Explanation number 4 under section 7 of the Civil Procedure Act provides as follows;-
“any matter which might and ought to have been made a ground of defence or attack in such former suit shall be deemed to have been a matter directly and substantially in issue in such suit.”
It is therefore clear based on the Tanzanian court of Appeal decision and explanation No. (4) under section 7 of the Civil Procedure Act that it was not necessary to enjoin Patrick Moikut in the former suit. Patrick already featured in the defence of the third party in the former suit. The mere fact that he has now been made a defendant in this case does not help the case not being res judicata. The present plaintiff and the first defendant had a common interest in the former suit as well as in the present suit.

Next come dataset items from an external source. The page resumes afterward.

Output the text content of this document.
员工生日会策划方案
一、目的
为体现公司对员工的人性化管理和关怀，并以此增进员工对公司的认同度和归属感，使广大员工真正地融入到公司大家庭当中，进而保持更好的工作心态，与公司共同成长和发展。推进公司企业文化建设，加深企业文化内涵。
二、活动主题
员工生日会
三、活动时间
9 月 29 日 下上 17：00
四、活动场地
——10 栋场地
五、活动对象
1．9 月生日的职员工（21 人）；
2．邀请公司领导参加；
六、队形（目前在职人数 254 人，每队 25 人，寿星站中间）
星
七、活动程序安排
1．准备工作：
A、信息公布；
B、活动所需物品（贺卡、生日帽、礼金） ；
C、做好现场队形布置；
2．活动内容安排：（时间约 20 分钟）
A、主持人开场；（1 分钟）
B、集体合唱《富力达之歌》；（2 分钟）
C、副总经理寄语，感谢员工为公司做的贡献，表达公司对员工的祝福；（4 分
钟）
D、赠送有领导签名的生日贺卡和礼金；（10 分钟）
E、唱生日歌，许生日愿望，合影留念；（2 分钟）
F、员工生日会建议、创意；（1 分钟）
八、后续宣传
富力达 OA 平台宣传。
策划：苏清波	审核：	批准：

This is why the first defendant is supporting the plaintiff's application in this case.
In Omondi -Vs- National Bank of Kenya Ltd & Others [2001] EA 177 the court held that “Parties cannot evade the doctrine of res judicata by merely adding other parties or causes of action in a subsequent suit.”
The only difference between the former suit and the present suit is that the first defendant has formally been added as a party. Otherwise he featured in the defence of the third party who is the current plaintiff. I find that this suit is res judicata. This is enough to dispose of this case. To go on the address the other issues will be like engaging myself in an academic exercise. I therefore dismiss the applicant's application as well as the entire suit with costs to the defendants.
It is so ordered.
Dated, signed and delivered at Kitale on this 9th day of February, 2015.
E. OBAGA
JUDGE
COURT:Ruling delivered at 9. 35 a.m. in the absence of all parties who were aware of today's date. Court Clerk – Kassachoon.